PhilPhilConnors · 12/06/2016 20:58

Sorry, another very long post! Blush

RipeningApples · 12/06/2016 20:59

Really. If they were prepared to work flexibly there could be a more flexible service. You'll be telling me next that senior CAMHS management has no part in shaping the service: have taken nothing from their experiences of being a practitioner.

Petal40 · 12/06/2016 21:06

Yr 100% correct...they are shit...due to being massively under staffed..not interested unless child is suicidal....in my experience that is😳

yorkshapudding · 12/06/2016 21:18

if they were prepared to work flexibly there could be a more flexible service.

I'm sorry but this is utter nonsense. Do you honestly believe that Commissioners and NHS bosses give a toss about what hours front line professionals want to work? Confused

OhTheRoses · 12/06/2016 21:50

Yes Yorksha I do. Where I live there is now 8am-8pm access. The resistance came from CAMHS. It was driven by the CCG.

yorkshapudding · 12/06/2016 22:25

OhtheRoses, that's exactly my point! CAMHS weren't happy about it but the Commissioners wanted an out of hours service and were prepared to fund it so they went ahead. And rightly so. Our Commissioners have categorically stated that they aren't willing to fund an out of hours service so we don't have one but another CAMHS team a 40 minute drive away have 24hr provision. It is indeed a postcode lottery, that's part of the problem.

snowgirl29 · 12/06/2016 23:30

PhilPhilConners Re the SIs of an ASD child, one of the school teachers put it ever so simply to me, ASD children see things quite literally, when they're overly stressed / anxious / etc they see death as transient not permanent hence the fascination and the wish to die in their eyes, is actually just sleep for a little bit until the bad stuff is all over.

Keep going. Your amazing parents.

snowgirl29 · 12/06/2016 23:48

Anonquestion Do save up for DK if you can. She was amazing with my DS and I say that as someone who's DS she couldn't dx!
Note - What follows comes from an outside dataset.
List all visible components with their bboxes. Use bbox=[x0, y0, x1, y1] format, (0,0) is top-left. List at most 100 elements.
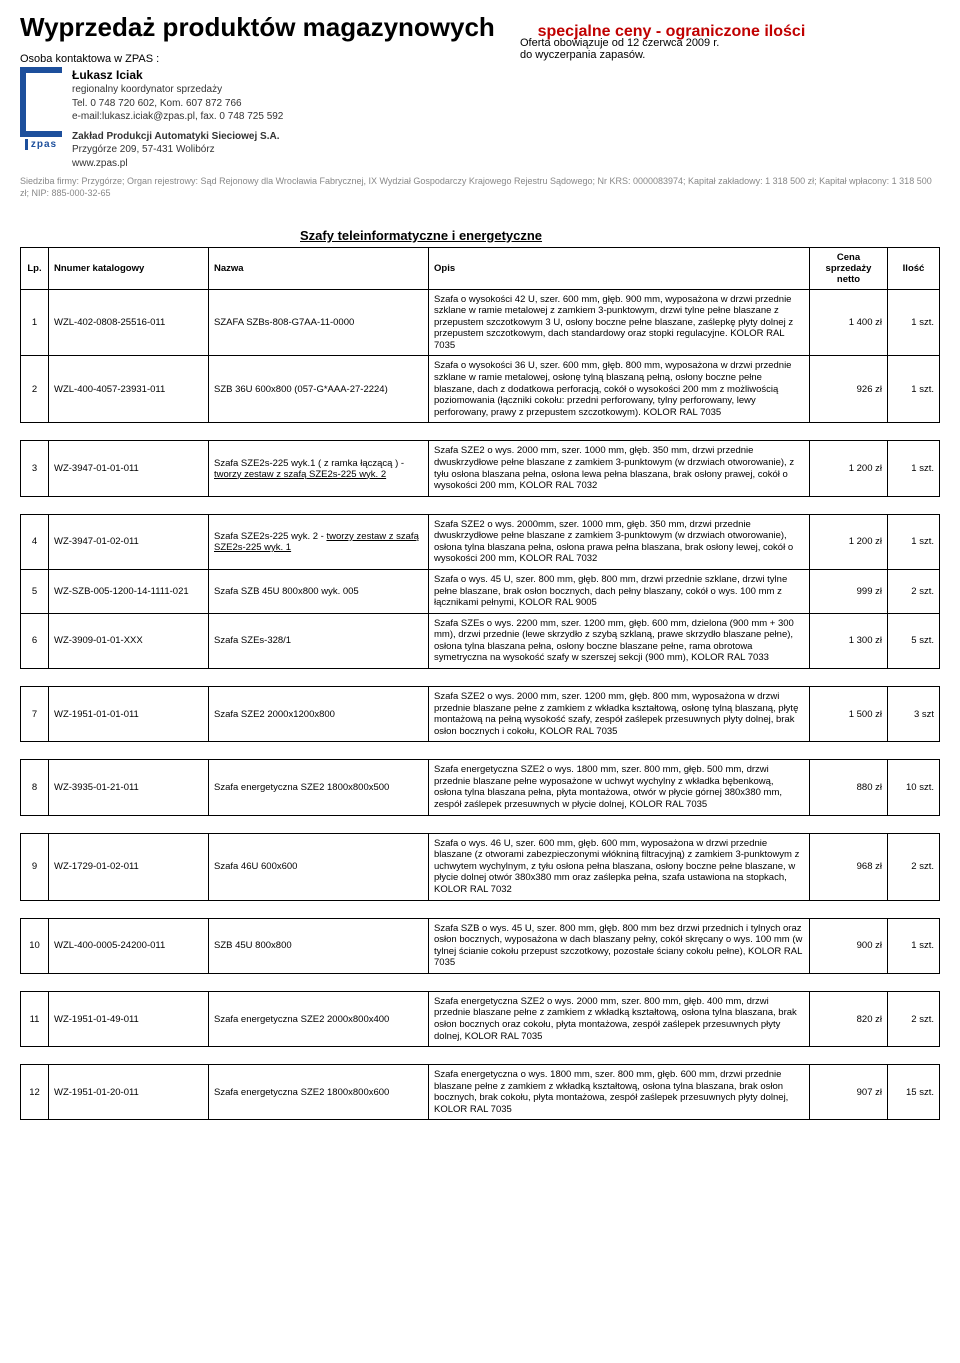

She did write a brilliant report though and she pointed out discrepancies in previous reports, like why was one lady advising me on proprieception strategies if they believed there were no sensory issues Hmm

Nobody has said all camhs workers are crap from what I can see, the last one we had was the most helpful. She wasn't so easily brushed off by the 'but hes fine for us' line by the school and was the first one to actually get everyone in a big meeting to help. People were too busy/had to keep excusing themselves from CAF meetings.

MummyMaisy · 13/06/2016 00:27

CAMHS have been relatively good, I suppose. However, DD is only 5 and not in a crisis. Fortunately, I have no idea what they're like in that situation.

Anonquestion · 13/06/2016 07:44

snowgirl29 How long did it take you to get an appointment with Daphne Keen, if you don't mind me asking? Does she have a big waiting list? Thanks :)

OP posts:
JsOtherHalf · 13/06/2016 09:44

In this area Camhs won't deal with any child with a learning disability, unless it is very mild. They say they don't have the resources to do any therapeutic work with children with adhd and learning disabilities. They will prescribe anti psychotics for children like this, but no actual help regarding behaviour, etc.

The learning disability nursing team are supposed to do the therapeutic work, but if a child's behaviour isn't amenable to the normal sort of strategies, then the children get left on a waiting list for a non existent service of support for severely challenging behaviour. There is approximately 1 LD nurse for every 60 000 people in the local authority.

Waiting list for asd assessment by Camhs is heading towards 4 years, although I do think that is being addressed. Even if you get a diagnosis they won't do anything further regarding support.

AndNowItsSeven · 13/06/2016 10:23

Anon my dd saw DK we waited about four months however that was from getting a appointment. It took about six weeks to get her secretary to respond to messages so you need to email and ring a lot.